Ainda assim, declarou o FC Porto como «responsável pelos incidentes eventualmente ocorridos» uma vez que cabe «ao clube promotor garantir todas as condições de segurança no recinto».

Na terça-feira, o Ministério Público (MP) abriu um inquérito aos incidentes. Esta quarta-feira, a ministra da Cultura, Juventude e Desporto, Margarida Balseiro Lopes, reuniu com o presidente da FPA, Miguel Laranjeiro, e também com Frederico Varandas e André Villas-Boas, presidentes de Sporting e FC Porto, respetivamente.

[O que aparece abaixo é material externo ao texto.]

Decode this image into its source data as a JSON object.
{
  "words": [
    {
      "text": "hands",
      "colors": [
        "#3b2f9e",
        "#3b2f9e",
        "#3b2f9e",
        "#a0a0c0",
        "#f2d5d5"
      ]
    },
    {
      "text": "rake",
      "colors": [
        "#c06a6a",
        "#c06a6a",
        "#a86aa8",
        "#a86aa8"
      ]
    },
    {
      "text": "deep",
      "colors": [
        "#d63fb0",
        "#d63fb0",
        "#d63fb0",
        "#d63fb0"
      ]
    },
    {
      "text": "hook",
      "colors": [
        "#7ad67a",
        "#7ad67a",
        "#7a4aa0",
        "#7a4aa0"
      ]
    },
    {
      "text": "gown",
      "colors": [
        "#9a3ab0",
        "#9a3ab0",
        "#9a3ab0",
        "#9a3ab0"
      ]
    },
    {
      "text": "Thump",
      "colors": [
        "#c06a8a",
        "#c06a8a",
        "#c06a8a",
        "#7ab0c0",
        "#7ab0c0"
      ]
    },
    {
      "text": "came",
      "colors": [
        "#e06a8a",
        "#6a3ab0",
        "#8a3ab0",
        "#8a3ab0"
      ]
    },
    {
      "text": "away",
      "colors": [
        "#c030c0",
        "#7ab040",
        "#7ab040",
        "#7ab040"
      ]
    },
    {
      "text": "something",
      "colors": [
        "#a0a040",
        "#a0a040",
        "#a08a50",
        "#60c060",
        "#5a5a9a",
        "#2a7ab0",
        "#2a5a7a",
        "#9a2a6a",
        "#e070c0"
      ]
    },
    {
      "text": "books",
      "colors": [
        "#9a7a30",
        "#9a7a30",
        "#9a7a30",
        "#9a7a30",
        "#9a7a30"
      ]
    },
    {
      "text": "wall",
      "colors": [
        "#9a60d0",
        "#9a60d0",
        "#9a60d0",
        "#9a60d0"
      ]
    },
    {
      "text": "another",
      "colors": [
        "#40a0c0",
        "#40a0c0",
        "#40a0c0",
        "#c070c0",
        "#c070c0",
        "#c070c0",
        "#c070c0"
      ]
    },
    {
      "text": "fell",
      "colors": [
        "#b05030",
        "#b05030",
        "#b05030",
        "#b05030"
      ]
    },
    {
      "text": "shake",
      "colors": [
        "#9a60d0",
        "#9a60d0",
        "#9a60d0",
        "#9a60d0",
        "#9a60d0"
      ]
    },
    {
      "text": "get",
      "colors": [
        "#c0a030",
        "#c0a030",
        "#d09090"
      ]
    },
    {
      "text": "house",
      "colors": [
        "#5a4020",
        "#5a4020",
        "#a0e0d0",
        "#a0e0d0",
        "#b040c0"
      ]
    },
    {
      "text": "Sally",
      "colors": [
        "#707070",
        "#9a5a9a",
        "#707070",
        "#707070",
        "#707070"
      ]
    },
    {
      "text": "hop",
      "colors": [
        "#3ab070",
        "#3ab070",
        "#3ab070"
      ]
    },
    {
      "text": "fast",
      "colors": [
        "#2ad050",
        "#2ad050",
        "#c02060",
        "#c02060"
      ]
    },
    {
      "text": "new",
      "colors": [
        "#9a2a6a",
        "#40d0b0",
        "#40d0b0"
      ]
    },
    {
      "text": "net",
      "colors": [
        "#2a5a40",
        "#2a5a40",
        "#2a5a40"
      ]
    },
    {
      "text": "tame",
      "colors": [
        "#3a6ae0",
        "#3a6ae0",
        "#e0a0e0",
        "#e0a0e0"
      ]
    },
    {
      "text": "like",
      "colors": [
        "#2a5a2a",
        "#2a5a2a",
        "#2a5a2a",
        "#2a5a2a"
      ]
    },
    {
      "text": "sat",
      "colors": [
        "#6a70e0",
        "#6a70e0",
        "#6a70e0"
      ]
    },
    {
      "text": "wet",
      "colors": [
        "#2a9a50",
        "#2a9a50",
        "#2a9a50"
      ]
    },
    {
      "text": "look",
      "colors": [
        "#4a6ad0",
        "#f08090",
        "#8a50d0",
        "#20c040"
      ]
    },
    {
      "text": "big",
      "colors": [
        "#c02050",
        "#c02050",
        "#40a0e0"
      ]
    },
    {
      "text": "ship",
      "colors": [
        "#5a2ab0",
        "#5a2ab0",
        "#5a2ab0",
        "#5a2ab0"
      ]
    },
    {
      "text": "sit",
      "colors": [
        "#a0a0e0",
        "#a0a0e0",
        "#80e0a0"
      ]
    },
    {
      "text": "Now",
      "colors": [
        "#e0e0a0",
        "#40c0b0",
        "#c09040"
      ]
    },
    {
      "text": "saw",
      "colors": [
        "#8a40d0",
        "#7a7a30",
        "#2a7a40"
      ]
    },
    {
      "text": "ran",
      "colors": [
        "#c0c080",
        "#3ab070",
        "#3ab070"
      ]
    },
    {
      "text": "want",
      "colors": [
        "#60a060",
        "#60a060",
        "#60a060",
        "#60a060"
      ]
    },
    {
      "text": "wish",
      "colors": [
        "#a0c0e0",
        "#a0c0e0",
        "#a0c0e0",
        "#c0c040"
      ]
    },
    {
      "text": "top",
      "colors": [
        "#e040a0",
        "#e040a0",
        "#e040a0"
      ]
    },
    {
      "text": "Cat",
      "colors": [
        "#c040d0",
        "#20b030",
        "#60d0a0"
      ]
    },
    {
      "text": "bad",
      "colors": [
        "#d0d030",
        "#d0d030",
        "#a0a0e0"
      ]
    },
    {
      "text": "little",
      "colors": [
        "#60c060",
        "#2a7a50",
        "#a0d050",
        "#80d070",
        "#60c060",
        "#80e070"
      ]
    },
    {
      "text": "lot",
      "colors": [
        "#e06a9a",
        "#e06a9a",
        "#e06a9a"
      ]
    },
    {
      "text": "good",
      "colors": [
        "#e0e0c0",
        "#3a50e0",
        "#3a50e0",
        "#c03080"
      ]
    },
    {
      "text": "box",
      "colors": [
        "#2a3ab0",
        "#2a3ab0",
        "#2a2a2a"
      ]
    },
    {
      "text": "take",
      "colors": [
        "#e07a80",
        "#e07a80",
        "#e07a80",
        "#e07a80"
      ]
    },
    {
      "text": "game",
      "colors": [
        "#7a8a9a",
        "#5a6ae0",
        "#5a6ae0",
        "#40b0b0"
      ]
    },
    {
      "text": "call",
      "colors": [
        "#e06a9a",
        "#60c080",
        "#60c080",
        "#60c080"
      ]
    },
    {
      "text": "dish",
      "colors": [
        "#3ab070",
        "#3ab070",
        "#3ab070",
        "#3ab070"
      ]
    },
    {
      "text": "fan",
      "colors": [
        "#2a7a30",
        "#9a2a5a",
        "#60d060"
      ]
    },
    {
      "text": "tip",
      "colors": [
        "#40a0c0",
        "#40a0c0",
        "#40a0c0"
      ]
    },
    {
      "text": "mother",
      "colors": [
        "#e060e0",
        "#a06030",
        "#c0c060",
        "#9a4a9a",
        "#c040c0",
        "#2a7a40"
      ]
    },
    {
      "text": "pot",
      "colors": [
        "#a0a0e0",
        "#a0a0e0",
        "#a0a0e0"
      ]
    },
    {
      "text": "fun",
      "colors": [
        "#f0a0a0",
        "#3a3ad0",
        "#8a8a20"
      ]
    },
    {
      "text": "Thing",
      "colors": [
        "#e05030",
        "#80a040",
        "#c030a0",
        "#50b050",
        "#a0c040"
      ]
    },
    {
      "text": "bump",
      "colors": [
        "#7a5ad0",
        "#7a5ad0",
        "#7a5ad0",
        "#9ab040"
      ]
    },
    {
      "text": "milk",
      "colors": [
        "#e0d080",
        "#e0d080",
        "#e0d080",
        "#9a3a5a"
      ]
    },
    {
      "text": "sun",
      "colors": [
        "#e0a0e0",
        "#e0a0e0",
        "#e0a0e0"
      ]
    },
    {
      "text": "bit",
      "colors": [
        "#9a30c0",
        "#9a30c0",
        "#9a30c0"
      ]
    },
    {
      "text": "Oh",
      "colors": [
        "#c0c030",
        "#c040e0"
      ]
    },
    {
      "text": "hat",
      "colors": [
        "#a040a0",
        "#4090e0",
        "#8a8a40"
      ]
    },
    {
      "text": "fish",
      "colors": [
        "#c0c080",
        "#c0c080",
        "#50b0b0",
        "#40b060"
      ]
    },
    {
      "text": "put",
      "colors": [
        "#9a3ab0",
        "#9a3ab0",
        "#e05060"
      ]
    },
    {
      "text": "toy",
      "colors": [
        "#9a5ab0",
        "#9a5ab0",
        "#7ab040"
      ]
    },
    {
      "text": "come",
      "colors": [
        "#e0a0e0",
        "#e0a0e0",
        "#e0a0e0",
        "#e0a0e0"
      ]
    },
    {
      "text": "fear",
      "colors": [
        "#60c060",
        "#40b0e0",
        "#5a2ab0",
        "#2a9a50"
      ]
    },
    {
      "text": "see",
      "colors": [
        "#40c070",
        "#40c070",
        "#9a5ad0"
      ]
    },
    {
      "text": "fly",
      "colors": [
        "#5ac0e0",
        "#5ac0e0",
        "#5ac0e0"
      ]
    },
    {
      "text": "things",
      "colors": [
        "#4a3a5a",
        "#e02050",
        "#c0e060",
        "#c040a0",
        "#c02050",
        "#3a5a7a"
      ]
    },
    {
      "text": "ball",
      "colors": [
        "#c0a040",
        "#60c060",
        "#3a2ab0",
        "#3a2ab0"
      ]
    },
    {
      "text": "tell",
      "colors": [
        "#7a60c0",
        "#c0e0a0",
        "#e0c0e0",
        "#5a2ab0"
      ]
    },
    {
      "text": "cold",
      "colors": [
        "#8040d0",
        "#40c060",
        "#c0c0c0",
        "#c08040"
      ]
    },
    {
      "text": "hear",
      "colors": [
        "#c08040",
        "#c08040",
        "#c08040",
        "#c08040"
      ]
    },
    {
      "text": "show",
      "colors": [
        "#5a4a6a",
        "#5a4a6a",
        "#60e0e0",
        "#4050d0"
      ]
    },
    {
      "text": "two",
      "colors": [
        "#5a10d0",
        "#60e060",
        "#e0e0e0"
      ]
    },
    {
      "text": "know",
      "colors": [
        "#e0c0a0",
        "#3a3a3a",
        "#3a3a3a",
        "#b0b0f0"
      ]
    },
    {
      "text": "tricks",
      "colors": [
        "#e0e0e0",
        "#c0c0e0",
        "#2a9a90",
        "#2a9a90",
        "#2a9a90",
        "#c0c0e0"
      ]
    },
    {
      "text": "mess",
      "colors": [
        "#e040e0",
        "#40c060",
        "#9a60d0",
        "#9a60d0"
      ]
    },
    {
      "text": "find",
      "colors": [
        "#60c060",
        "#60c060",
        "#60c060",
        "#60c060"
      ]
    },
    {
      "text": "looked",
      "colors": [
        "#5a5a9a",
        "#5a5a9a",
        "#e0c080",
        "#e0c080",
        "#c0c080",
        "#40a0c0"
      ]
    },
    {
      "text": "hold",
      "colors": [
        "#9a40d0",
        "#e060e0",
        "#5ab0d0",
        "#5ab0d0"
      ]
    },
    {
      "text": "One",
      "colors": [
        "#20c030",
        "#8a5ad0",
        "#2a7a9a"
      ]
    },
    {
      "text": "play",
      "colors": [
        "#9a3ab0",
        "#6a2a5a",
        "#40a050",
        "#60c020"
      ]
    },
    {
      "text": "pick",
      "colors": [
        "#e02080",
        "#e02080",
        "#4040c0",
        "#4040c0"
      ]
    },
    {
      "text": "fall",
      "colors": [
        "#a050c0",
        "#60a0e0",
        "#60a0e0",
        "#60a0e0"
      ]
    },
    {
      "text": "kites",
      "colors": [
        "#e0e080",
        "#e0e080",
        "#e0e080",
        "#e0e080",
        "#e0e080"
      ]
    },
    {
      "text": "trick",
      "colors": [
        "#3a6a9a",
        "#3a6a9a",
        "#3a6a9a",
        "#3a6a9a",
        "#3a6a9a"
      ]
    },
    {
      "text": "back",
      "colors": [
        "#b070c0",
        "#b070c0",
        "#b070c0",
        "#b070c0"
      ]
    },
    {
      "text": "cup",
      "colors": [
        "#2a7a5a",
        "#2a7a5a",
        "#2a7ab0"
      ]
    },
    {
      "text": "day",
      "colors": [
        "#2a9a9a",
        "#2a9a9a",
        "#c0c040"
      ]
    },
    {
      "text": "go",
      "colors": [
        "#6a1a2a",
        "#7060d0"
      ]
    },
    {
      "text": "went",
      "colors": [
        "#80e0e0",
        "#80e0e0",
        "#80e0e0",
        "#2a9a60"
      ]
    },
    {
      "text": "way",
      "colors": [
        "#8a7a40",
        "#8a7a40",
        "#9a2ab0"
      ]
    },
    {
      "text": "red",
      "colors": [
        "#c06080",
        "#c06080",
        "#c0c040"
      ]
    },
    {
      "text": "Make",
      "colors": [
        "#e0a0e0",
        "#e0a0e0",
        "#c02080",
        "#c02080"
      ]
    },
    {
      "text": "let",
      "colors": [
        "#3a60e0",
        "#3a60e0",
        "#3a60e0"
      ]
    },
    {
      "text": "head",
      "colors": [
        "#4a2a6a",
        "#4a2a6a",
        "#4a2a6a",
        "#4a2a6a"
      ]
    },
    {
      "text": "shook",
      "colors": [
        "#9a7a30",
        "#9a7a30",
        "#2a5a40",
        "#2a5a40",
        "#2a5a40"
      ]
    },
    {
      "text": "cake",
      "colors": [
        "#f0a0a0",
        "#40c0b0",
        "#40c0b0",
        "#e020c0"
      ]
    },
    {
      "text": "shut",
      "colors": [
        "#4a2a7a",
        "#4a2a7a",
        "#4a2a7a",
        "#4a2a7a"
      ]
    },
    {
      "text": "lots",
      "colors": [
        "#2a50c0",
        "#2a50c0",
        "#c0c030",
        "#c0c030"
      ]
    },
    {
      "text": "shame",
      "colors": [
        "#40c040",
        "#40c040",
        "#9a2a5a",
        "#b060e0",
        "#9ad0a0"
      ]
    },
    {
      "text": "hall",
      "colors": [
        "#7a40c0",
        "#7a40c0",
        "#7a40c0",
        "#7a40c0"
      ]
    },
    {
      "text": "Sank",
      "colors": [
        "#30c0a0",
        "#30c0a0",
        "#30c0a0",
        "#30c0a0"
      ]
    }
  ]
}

No final da audiência, Miguel Laranjeiro ressalvou que à federação não cabe os poderes de punir criminalmente. «As eventuais responsabilidades de outra natureza, que estejam associadas às ocorrências verificadas, nomeadamente de nível criminal e ou contraordenacional, não cabem na esfera de competências da FAP», referiu.

Ainda assim, o dirigente garantiu que servirá de mediador. «Se não houver mais ninguém, cá estarei», concluiu.